Но, вместе взятые, эти люди охотно поют и играют. Радость и жизнь опьяняют их и поднимают высоко над землей. На улицах громко перекликаюхся между собой, кричат на лошадей и щелкают длинными бичами. С высокомерием и презрением ко всему чужому, в них преспокойно уживается наивное любопытство. Встречается им по дороге китаец или даже араб,- они все смотрят ему вслед, оборачиваются назад, останавливаются и глазеют на него с разинутыми ртами. В Сан-Франциско никто не повернет головы, чтобы посмотреть даже на дикаря с продетым сквозь ноздри кольцом.

II.

Точно веселые танцоры проходят они, точно самый молодой, самый смелый народ, и редко, весьма редко совершают они какой-нибудь проступок против внешних форм. Культура у них у всех в крови, они избегают быть грубыми и умеют сохранять душевное равновесие. Подобно большинству аристократов, они консерваторы. Они и в наши дни все еще продолжают запечатывать свои письма облатками и употребляют спички, отвратительный серный запах которых может быть превзойден только запахом американских спичек. Их прошлое велико, и они живут им. Генерал в мундире для них бог, и они тайно вздыхают о монархической роскоши. Разсыльные при министерствах продолжают и по сие время ходить в треуголках.

- Monsieur, monsieur!

На крыльце гостиницы, в которой я живу, уселись как-то вечером поваренок, занимающийся перемыванием посуды, и один из поваров. Они сидят рядом и болтают, покончив с дневной работой. Спустя некоторое время поваренок встает и говорит:

- Покойной ночи, monsieur!

И повар отвечает:

- Покойной ночи, monsieur!

Внешняя форма никогда не забывается.. Однажды некто получил письмо. Это был ответ на просьбу о свидании. Молодая дама недавно овдовела, носила еще траур по муже и писала на бумаге, окаймленной черной полоской. Но она обещала притти на свидание.

Я знаю, что это факт, я сам видел письмо с черной каемкой.

III.

Некто рассказывает:

- Около пяти часов утра. Я уже встал, потому что всю ночь не спал. Я чувствую себя несчастным и покинутым. У меня ничего не болит, но я получил письмо, и оно-то погрузило меня в такую глубокую печаль. Я выхожу из дому, брожу по улицам и захожу в извозчичий трактирчик. Я требую кофе и коньяку. Там сидят извозчики за первым завтраком,- пять извозчиков. Они едят и громко разговаривают.

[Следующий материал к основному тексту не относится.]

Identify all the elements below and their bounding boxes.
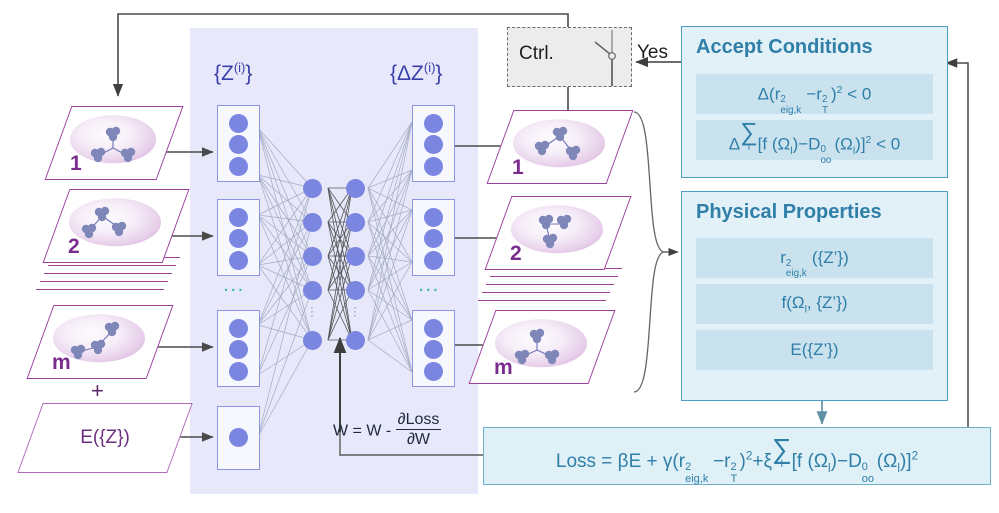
control-box[interactable]: Ctrl. bbox=[507, 27, 632, 87]
physical-property-row-3: E({Z’}) bbox=[696, 330, 933, 370]
nn-node bbox=[229, 114, 248, 133]
nn-hidden-node bbox=[303, 213, 322, 232]
vertical-dots: ··· bbox=[310, 306, 314, 318]
nn-node bbox=[229, 362, 248, 381]
loss-box: Loss = βE + γ(r2eig,k−r2T)2+ξ∑l[f (Ωl)−D… bbox=[483, 427, 991, 485]
vertical-dots: ··· bbox=[353, 306, 357, 318]
nn-node bbox=[424, 157, 443, 176]
nn-input-box-1[interactable]: ··· bbox=[217, 105, 260, 182]
nn-node bbox=[229, 428, 248, 447]
nn-hidden-node bbox=[346, 247, 365, 266]
gradient-denominator: ∂W bbox=[396, 430, 442, 449]
nn-hidden-node bbox=[346, 281, 365, 300]
nn-hidden-node bbox=[346, 179, 365, 198]
weight-update-lhs: W = W - bbox=[333, 423, 391, 440]
latent-output-label: {ΔZ(i)} bbox=[390, 60, 442, 86]
card-stack-line bbox=[482, 292, 611, 293]
output-card-2[interactable]: 2 bbox=[498, 196, 616, 268]
nn-energy-input-box[interactable] bbox=[217, 406, 260, 470]
card-stack-line bbox=[48, 265, 177, 266]
output-card-label: 1 bbox=[512, 156, 524, 180]
accept-conditions-panel: Accept Conditions Δ(r2eig,k−r2T)2 < 0 Δ∑… bbox=[681, 26, 948, 178]
nn-node bbox=[424, 114, 443, 133]
accept-condition-row-1: Δ(r2eig,k−r2T)2 < 0 bbox=[696, 74, 933, 114]
input-card-1[interactable]: 1 bbox=[58, 106, 168, 178]
nn-output-box-m[interactable]: ··· bbox=[412, 310, 455, 387]
nn-node bbox=[424, 362, 443, 381]
input-card-label: 2 bbox=[68, 235, 80, 259]
physical-property-3-formula: E({Z’}) bbox=[790, 340, 838, 360]
card-stack-line bbox=[36, 289, 165, 290]
card-stack-line bbox=[40, 281, 169, 282]
plus-sign: + bbox=[91, 378, 104, 404]
nn-node bbox=[229, 319, 248, 338]
output-card-label: 2 bbox=[510, 242, 522, 266]
latent-input-label: {Z(i)} bbox=[214, 60, 252, 86]
nn-input-box-2[interactable]: ··· bbox=[217, 199, 260, 276]
output-card-m[interactable]: m bbox=[482, 310, 600, 382]
card-stack-line bbox=[490, 276, 619, 277]
control-label: Ctrl. bbox=[519, 43, 554, 65]
physical-properties-panel: Physical Properties r2eig,k({Z’}) f(Ωl, … bbox=[681, 191, 948, 401]
nn-node bbox=[424, 208, 443, 227]
output-card-1[interactable]: 1 bbox=[500, 110, 618, 182]
energy-card[interactable]: E({Z}) bbox=[30, 403, 180, 473]
diagram-canvas: 1 2 m bbox=[0, 0, 999, 513]
nn-node bbox=[229, 208, 248, 227]
nn-node bbox=[424, 251, 443, 270]
nn-hidden-node bbox=[303, 281, 322, 300]
gradient-fraction: ∂Loss ∂W bbox=[396, 411, 442, 450]
physical-property-row-1: r2eig,k({Z’}) bbox=[696, 238, 933, 278]
gradient-numerator: ∂Loss bbox=[396, 411, 442, 430]
nn-hidden-node bbox=[346, 331, 365, 350]
nn-hidden-node bbox=[303, 247, 322, 266]
nn-output-box-2[interactable]: ··· bbox=[412, 199, 455, 276]
input-boxes-ellipsis: ... bbox=[224, 278, 246, 295]
nn-node bbox=[229, 157, 248, 176]
nn-output-box-1[interactable]: ··· bbox=[412, 105, 455, 182]
input-card-label: 1 bbox=[70, 152, 82, 176]
nn-input-box-m[interactable]: ··· bbox=[217, 310, 260, 387]
card-stack-line bbox=[44, 273, 173, 274]
input-card-label: m bbox=[52, 351, 71, 375]
physical-property-1-formula: r2eig,k({Z’}) bbox=[780, 248, 849, 268]
nn-hidden-node bbox=[346, 213, 365, 232]
nn-hidden-node bbox=[303, 179, 322, 198]
weight-update-formula: W = W - ∂Loss ∂W bbox=[333, 412, 441, 451]
yes-label: Yes bbox=[637, 42, 668, 64]
accept-condition-1-formula: Δ(r2eig,k−r2T)2 < 0 bbox=[758, 84, 872, 105]
physical-properties-heading: Physical Properties bbox=[696, 201, 882, 224]
energy-label: E({Z}) bbox=[30, 427, 180, 449]
accept-condition-2-formula: Δ∑l[f (Ωl)−D0oo(Ωl)]2 < 0 bbox=[729, 123, 901, 157]
nn-node bbox=[229, 251, 248, 270]
output-boxes-ellipsis: ... bbox=[419, 278, 441, 295]
card-stack-line bbox=[486, 284, 615, 285]
accept-condition-row-2: Δ∑l[f (Ωl)−D0oo(Ωl)]2 < 0 bbox=[696, 120, 933, 160]
output-card-label: m bbox=[494, 356, 513, 380]
input-card-2[interactable]: 2 bbox=[56, 189, 174, 261]
physical-property-2-formula: f(Ωl, {Z’}) bbox=[781, 293, 847, 315]
accept-conditions-heading: Accept Conditions bbox=[696, 36, 873, 59]
physical-property-row-2: f(Ωl, {Z’}) bbox=[696, 284, 933, 324]
nn-node bbox=[424, 319, 443, 338]
card-stack-line bbox=[478, 300, 607, 301]
switch-icon bbox=[567, 28, 627, 86]
nn-hidden-node bbox=[303, 331, 322, 350]
input-card-m[interactable]: m bbox=[40, 305, 158, 377]
loss-formula: Loss = βE + γ(r2eig,k−r2T)2+ξ∑l[f (Ωl)−D… bbox=[556, 438, 918, 475]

Я сижу и держу в руке фотографическую карточку: я разглядываю ее и перечитываю бесконечное число раз несколько слов, написанных на обороте.

Меня просили сжечь эту фотографию, но я её и до сего дня не сжег. Я протягиваю ее сидящему рядом со мной извозчику; он рассматривает ее, улыбается и говорит, что у меня недурной вкус.

- Вы, кажется, ошибаетесь,- возражаю я,- это моя невеста.

Он еще больше хвалит мой вкус и передает карточку своему товарищу, говоря, что это моя невеста. Все любуются фотографией и все радуются, и все смеются, и все громко говорят.

- Видите ли, она теперь уже не моя невеста,- признаюсь я,- вчера я получил от неё последнее письмо. Да, вот тут у меня её письмо, где она прощается со мной!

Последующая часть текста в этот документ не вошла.